Government-backed mortgage finance firm Fannie Mae managed to turn a profit in the first quarter, one that was large enough to cover the dividends it must pay to the government in return for being kept afloat with taxpayer dollars.
Fannie, along with sister firm Freddie Mac, was put into conservatorship by the federal government at the height of the financial crisis in 2008, and has been steadily infused with cash since. The first quarter represents a milestone of sorts though, with the mortgage firm recording net income of $2.7 billion. That marks a sharp turnaround from a $2.4 billion loss last quarter and a $6.5 billion loss in the first quarter of 2011.
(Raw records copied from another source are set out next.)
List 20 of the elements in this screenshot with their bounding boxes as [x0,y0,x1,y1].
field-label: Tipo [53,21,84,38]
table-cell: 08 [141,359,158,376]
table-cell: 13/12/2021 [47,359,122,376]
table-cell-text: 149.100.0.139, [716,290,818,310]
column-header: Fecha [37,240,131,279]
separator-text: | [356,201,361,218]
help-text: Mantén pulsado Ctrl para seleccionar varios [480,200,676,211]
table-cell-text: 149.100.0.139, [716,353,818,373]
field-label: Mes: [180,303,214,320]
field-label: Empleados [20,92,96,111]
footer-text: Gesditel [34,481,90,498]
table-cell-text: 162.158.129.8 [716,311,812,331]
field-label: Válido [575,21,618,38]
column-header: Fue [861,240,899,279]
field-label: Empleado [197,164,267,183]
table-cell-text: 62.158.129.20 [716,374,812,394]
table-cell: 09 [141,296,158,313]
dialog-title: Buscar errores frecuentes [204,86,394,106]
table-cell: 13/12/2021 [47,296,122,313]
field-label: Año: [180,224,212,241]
Most importantly, comprehensive net income of $3.1 billion means Fannie can cover its first-quarter dividend of $2.8 billion, and for the first time in recent memory the firm did not request an additional draw from the Treasury. After the fourth quarter, Fannie requested another $4.6 billion to fill its net worth deficit. Freddie Mac actually recorded positive net income in the fourth quarter, but still needed $146 million to erase its year-end deficit.
Fannie’s total loss reserves declined to $74.6 billion as of March 31, from $76.9 billion at the end of 2011. Those reserves are largely earmarked to cover the legacy book of business made of up bubble-era mortgages that drove Fannie and Freddie into their weakened state.
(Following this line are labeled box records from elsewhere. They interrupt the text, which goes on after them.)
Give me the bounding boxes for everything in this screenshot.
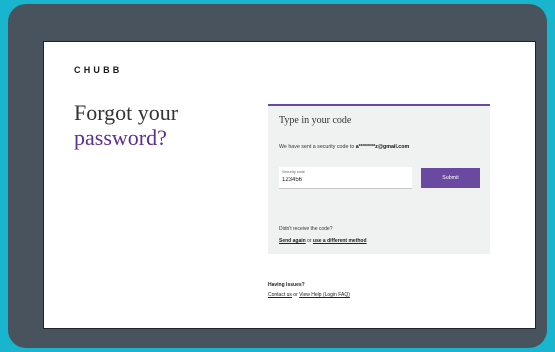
browser-screen: CHUBB Forgot your password? Type in your… bbox=[43, 41, 536, 329]
resend-links: Send again or use a different method bbox=[279, 238, 367, 244]
no-code-text: Didn't receive the code? bbox=[279, 226, 333, 232]
code-card: Type in your code We have sent a securit… bbox=[268, 104, 490, 254]
masked-email: a********z@gmail.com bbox=[355, 144, 410, 150]
issues-section: Having Issues? Contact us or View Help (… bbox=[268, 282, 350, 298]
issues-or-text: or bbox=[293, 292, 298, 298]
page-title-line2: password? bbox=[74, 125, 167, 150]
card-title: Type in your code bbox=[279, 115, 352, 126]
security-code-input[interactable] bbox=[282, 177, 402, 183]
code-sent-message: We have sent a security code to a*******… bbox=[279, 144, 409, 150]
or-text: or bbox=[307, 238, 312, 244]
contact-us-link[interactable]: Contact us bbox=[268, 292, 292, 298]
submit-button[interactable]: Submit bbox=[421, 168, 480, 188]
page-title-line1: Forgot your bbox=[74, 100, 179, 125]
view-help-link[interactable]: View Help (Login FAQ) bbox=[299, 292, 350, 298]
page-title: Forgot your password? bbox=[74, 100, 178, 150]
security-code-label: Security code bbox=[282, 170, 306, 174]
code-sent-prefix: We have sent a security code to bbox=[279, 144, 356, 150]
send-again-link[interactable]: Send again bbox=[279, 238, 306, 244]
different-method-link[interactable]: use a different method bbox=[313, 238, 367, 244]
chubb-logo: CHUBB bbox=[74, 65, 123, 75]
device-frame: CHUBB Forgot your password? Type in your… bbox=[8, 4, 547, 348]
security-code-field[interactable]: Security code bbox=[279, 167, 412, 189]
issues-title: Having Issues? bbox=[268, 282, 305, 288]
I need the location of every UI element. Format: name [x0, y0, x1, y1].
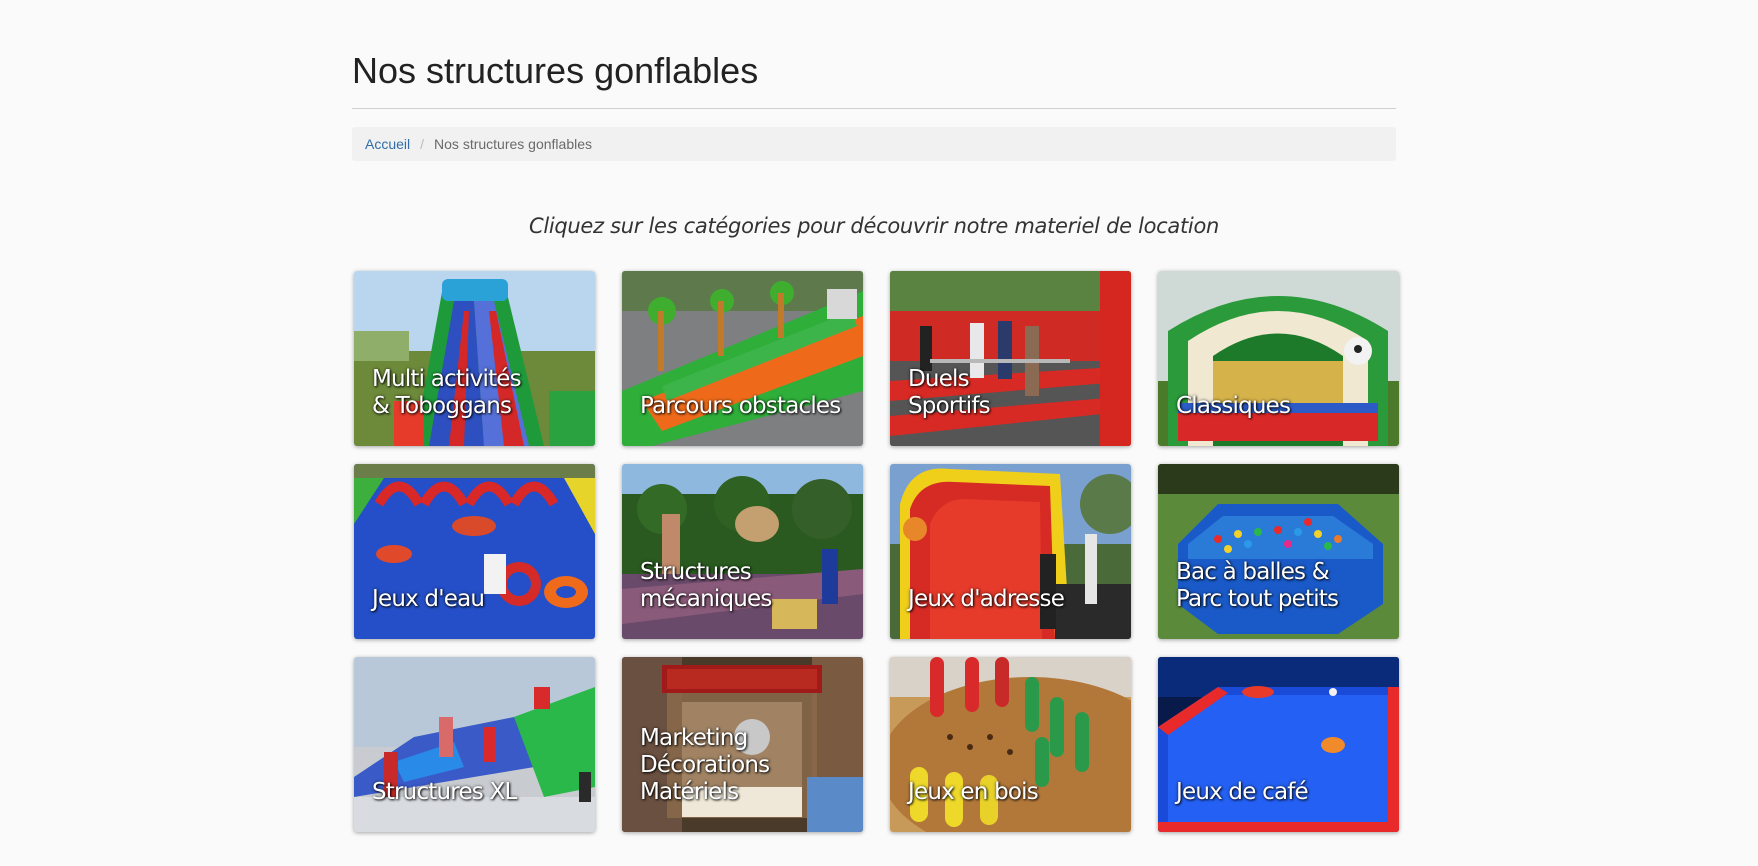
category-label: Structures XL	[372, 779, 517, 805]
category-label: Marketing Décorations Matériels	[640, 725, 770, 805]
category-tile-jeux-d-adresse[interactable]: Jeux d'adresse	[890, 464, 1131, 639]
category-label: Bac à balles & Parc tout petits	[1176, 559, 1339, 612]
category-tile-jeux-d-eau[interactable]: Jeux d'eau	[354, 464, 595, 639]
category-tile-parcours-obstacles[interactable]: Parcours obstacles	[622, 271, 863, 446]
category-label: Duels Sportifs	[908, 366, 991, 419]
category-tile-classiques[interactable]: Classiques	[1158, 271, 1399, 446]
title-divider	[352, 108, 1396, 109]
category-label: Jeux en bois	[908, 779, 1039, 805]
category-tile-marketing[interactable]: Marketing Décorations Matériels	[622, 657, 863, 832]
category-tile-jeux-de-cafe[interactable]: Jeux de café	[1158, 657, 1399, 832]
category-label: Structures mécaniques	[640, 559, 772, 612]
category-label: Parcours obstacles	[640, 393, 841, 419]
breadcrumb-home-link[interactable]: Accueil	[365, 136, 410, 152]
category-label: Multi activités & Toboggans	[372, 366, 522, 419]
breadcrumb: Accueil / Nos structures gonflables	[352, 127, 1396, 161]
category-tile-bac-a-balles[interactable]: Bac à balles & Parc tout petits	[1158, 464, 1399, 639]
category-tile-structures-mecaniques[interactable]: Structures mécaniques	[622, 464, 863, 639]
category-label: Jeux de café	[1176, 779, 1309, 805]
category-label: Jeux d'adresse	[908, 586, 1065, 612]
category-tile-jeux-en-bois[interactable]: Jeux en bois	[890, 657, 1131, 832]
category-grid: Multi activités & Toboggans Parcours obs…	[354, 271, 1400, 832]
intro-text: Cliquez sur les catégories pour découvri…	[528, 214, 1220, 238]
category-tile-multi-activites[interactable]: Multi activités & Toboggans	[354, 271, 595, 446]
category-tile-structures-xl[interactable]: Structures XL	[354, 657, 595, 832]
category-label: Classiques	[1176, 393, 1291, 419]
main-container: Nos structures gonflables Accueil / Nos …	[352, 0, 1399, 832]
page-title: Nos structures gonflables	[352, 50, 759, 91]
category-label: Jeux d'eau	[372, 586, 485, 612]
breadcrumb-current: Nos structures gonflables	[434, 136, 592, 152]
category-tile-duels-sportifs[interactable]: Duels Sportifs	[890, 271, 1131, 446]
breadcrumb-separator: /	[420, 136, 425, 152]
Despite their condition, the two government-sponsored enterprises have been the last bastion of hope for the mortgage market in recent years. “In tandem, we continue to be the primary source of funding in the mortgage market and our new book of business is growing, profitable, and built on strong lending standards,” said departing CEO Michael Williams.
Shares of Fannie and Freddie, once coveted for their seemingly-bulletproof dividends and the implied government guarantee standing behind the firms, now change hands over-the-counter for about a quarter apiece.
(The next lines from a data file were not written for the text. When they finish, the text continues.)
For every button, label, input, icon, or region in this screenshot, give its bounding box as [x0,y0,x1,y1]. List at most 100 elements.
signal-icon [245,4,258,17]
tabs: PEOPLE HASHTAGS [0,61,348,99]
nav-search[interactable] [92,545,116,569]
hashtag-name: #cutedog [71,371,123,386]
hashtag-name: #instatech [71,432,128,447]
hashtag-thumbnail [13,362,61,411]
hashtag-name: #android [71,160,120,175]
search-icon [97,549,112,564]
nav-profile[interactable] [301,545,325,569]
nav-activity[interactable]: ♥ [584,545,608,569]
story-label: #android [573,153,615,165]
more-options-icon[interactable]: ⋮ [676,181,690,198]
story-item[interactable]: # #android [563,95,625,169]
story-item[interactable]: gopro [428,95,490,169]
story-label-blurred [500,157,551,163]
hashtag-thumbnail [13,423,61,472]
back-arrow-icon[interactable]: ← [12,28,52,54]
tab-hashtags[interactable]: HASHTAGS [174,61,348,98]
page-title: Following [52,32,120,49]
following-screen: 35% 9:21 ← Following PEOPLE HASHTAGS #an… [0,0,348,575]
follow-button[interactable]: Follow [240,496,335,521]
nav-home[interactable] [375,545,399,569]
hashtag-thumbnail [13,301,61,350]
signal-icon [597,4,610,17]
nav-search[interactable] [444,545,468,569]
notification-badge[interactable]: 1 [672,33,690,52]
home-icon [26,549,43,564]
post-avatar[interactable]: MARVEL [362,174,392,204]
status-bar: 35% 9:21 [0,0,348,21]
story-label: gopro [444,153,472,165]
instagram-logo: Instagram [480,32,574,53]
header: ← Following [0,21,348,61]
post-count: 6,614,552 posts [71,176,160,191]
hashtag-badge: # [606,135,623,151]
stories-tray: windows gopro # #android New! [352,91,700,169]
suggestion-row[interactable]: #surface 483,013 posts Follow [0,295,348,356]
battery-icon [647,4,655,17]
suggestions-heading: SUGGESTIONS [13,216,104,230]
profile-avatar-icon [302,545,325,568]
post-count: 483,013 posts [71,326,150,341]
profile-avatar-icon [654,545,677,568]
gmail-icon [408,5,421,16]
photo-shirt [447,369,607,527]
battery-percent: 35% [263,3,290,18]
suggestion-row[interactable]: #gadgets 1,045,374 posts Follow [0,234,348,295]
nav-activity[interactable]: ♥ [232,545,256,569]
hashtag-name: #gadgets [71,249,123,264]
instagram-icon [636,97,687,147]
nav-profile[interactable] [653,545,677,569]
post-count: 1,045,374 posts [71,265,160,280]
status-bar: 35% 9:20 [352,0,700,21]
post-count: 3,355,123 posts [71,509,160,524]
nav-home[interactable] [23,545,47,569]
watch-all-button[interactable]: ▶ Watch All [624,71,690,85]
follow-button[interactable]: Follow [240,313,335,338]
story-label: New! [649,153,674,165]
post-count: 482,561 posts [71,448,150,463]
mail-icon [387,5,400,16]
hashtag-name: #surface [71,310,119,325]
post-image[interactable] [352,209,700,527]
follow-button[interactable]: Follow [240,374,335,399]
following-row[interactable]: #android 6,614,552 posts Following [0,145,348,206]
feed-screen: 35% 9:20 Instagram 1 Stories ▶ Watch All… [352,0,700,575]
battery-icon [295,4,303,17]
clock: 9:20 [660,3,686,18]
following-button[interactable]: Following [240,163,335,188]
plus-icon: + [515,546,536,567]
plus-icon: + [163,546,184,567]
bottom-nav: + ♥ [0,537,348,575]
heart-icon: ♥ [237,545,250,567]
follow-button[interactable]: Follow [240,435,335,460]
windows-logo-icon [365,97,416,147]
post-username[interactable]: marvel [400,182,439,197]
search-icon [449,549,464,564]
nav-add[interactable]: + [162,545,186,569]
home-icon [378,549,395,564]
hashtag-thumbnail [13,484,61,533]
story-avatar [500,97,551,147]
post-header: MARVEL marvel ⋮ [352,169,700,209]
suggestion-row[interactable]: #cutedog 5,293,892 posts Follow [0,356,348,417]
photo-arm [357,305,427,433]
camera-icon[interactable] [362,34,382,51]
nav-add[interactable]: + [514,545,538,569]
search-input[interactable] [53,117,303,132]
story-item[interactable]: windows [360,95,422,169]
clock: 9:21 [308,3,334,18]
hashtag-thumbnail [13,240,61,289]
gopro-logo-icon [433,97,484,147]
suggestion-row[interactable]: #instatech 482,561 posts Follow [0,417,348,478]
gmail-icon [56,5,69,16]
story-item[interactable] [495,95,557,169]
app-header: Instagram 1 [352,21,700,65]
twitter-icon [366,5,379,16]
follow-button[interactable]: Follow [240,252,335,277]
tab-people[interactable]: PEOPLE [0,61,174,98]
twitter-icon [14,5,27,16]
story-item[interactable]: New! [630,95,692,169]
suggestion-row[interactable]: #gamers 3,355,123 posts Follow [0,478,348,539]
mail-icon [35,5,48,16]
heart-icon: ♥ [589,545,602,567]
Other plays on the mortgage market are far more interesting though, including mortgage REITs like Annaly Capital Management and American Capital Agency Corp. Like more traditional real estate investment trusts, the mREITs receive favorable tax treatment in return for paying out the vast majority of their income to shareholders, but they generate that income by investing in mortgage-backed securities.
Barclays Capital analyst Mark DeVries noted in a recent interview that the mREITs, which offer rich dividend yields currently in the mid-teens, can remain attractive as long as their funding costs are low, a condition that seems likely to remain in place for some time given the Federal Reserve’s ongoing zero interest-rate policy.